Offense or defense?
Published 9:13 am Thursday, October 18, 2012
Our success as a Nation and our success as human beings is complex. If you’re looking for simple solutions or approaches to our human existence that universally apply all the time, then you should have been Adam or Eve. That’s the last time that things were simple. If you want a simple analogy to life, think about a football game. There are times when you have to play offense and there are times when you have to play defense. The reality is that you have to play both if you are going to be successful. And no strategy is going to last all season long – you’ll have to continually adjust.
We are now and have been engaged in a growing, competitive “Global” economy since President Ronald Reagan declared that we were a “service economy” back in the early 1980s. As a nation our weakness has and continues to be the same weakness that last year’s “World Series” or “Super Bowl winner” has. We begin to believe we’re as great and invincible as the press releases and politicians declare. That doesn’t mean we aren’t resourceful and have great individual talent. It just means that we are not mentally ready to win the next game or championship.

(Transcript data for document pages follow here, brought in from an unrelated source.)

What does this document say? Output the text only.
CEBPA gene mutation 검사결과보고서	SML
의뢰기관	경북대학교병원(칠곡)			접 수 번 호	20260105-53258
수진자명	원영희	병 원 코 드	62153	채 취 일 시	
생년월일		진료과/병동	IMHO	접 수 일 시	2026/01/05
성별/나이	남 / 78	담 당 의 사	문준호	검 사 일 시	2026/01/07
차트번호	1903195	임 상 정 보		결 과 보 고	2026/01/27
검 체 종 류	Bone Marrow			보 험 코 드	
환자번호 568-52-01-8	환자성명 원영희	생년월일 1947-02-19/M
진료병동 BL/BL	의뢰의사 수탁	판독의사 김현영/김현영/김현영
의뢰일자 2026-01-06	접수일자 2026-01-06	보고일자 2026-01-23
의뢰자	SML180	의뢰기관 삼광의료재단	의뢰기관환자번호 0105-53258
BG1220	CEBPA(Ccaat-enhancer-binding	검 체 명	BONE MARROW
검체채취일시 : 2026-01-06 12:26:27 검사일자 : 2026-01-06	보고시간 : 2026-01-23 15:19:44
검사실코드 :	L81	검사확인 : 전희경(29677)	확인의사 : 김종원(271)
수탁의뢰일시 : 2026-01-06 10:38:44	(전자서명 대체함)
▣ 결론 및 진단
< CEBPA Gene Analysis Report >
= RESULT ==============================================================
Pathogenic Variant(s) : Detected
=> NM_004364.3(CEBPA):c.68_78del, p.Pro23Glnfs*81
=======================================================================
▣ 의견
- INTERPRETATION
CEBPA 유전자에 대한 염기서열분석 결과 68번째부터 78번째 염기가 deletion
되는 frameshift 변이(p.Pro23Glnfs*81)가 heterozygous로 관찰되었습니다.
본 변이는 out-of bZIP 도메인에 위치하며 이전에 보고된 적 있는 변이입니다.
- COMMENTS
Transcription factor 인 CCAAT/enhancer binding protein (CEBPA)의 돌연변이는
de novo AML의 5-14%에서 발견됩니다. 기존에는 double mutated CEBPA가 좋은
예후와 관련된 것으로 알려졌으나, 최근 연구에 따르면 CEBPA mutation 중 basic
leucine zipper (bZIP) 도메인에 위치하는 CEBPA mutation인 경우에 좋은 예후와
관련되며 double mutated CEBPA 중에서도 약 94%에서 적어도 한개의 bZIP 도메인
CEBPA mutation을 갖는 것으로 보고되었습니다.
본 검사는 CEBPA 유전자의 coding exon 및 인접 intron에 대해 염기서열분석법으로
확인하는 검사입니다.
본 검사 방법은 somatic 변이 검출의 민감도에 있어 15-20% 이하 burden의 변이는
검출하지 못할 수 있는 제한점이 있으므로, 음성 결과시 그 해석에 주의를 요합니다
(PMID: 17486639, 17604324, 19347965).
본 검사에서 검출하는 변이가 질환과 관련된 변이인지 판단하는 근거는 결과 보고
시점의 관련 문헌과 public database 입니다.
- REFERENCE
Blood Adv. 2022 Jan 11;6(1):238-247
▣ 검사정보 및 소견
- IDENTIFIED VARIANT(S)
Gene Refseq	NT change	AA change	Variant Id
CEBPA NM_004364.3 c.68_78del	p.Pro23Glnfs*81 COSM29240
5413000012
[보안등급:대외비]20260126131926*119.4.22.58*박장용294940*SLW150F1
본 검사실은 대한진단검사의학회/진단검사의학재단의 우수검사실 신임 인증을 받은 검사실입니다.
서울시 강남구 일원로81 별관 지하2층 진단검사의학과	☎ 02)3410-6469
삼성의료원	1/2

While we have deluded ourselves in the last 30 or so years, the rest of the world has been playing both offense and defense to protect themselves from US economic power.They have worked to erect barriers such as value added taxes (VAT) systems and regulatory structures that make it difficult for US exports to flow into their countries. VAT structures make US products more expensive to the tune of 20 – 30 percent in places like China. And regulatory structures impede the flow of basic raw materials and chemicals into the EU (European Union Countries), China, S. Korea, Japan and many other countries. There are active laws that actually regulate the manufacturing processes of US plants. If we don’t manufacture within the criteria setup, then the products cannot be sold into these countries.
An example: If I were a small manufacturer of a household cleaning product and wanted to sell my product into the EU or China, I’d have to meet something called REACH – a set of chemical substance rules and regulations. Additionally, I’d have to pay VAT on the product. Simply put, I’d have to:
• register each individual substance or chemical in my product (count the number of substances in your household cleaner to get an idea),
• perform toxicological tests ($150,000 per substance),
• ensure that my customers don’t use my product in unapproved situations,
• provide my customers with reams of data on what the test data shows,
• ensure that my suppliers provide me registered and approved chemicals to make my products, and
• manufacture my products in compliance with “good manufacturing processes” that meet the host countries requirements.

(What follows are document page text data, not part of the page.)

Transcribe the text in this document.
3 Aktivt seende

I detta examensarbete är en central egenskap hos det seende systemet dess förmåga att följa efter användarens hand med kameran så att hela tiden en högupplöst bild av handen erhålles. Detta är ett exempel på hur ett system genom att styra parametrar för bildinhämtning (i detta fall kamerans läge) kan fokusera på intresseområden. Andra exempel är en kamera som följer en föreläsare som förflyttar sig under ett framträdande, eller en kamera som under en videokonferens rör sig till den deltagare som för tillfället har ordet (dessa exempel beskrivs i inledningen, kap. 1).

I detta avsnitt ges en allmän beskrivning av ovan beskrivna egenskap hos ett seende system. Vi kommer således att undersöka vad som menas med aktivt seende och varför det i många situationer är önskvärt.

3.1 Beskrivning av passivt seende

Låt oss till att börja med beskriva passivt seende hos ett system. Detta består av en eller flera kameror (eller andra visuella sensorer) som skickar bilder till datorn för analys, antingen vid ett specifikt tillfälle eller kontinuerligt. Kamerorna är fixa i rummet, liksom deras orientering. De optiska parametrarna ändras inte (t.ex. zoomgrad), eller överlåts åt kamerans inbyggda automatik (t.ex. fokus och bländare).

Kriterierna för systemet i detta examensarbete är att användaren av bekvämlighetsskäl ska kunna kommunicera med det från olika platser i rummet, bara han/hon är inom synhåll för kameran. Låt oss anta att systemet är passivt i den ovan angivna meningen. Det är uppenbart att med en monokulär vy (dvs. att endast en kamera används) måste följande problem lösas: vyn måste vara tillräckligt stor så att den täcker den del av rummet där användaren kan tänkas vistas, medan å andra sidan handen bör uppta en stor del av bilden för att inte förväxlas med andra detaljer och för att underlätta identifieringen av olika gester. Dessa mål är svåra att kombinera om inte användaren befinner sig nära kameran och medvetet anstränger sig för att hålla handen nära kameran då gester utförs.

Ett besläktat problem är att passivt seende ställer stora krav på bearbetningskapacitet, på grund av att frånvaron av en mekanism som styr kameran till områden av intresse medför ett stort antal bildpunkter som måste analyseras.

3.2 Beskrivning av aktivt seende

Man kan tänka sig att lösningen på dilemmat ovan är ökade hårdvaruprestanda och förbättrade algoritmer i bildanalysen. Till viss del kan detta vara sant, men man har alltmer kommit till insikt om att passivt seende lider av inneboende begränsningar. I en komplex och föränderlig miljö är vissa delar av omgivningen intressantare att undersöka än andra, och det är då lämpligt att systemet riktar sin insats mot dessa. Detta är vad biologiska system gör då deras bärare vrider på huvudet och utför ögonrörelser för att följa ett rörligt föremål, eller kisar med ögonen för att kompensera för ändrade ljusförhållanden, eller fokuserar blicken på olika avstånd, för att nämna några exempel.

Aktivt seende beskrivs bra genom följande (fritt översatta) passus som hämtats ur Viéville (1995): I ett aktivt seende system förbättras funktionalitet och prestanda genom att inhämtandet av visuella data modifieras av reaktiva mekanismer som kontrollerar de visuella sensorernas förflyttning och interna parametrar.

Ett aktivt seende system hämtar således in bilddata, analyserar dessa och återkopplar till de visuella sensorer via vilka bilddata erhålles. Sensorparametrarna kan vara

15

And then after that, I’d have to pay VAT taxes equal to about 18 percent of the value of my product in addition to customs and tariff fees.
So what does a company that manufactures products in China have to do:
• Check the US lists to determine if the substances in their product are approved – lists built and maintained by our government (in the interest of Free Trade),
• Pay the customs and tariff fees and sell much cheaper products into the US marketplace for at least 30 percent less in taxes than US companies pay to export into my country.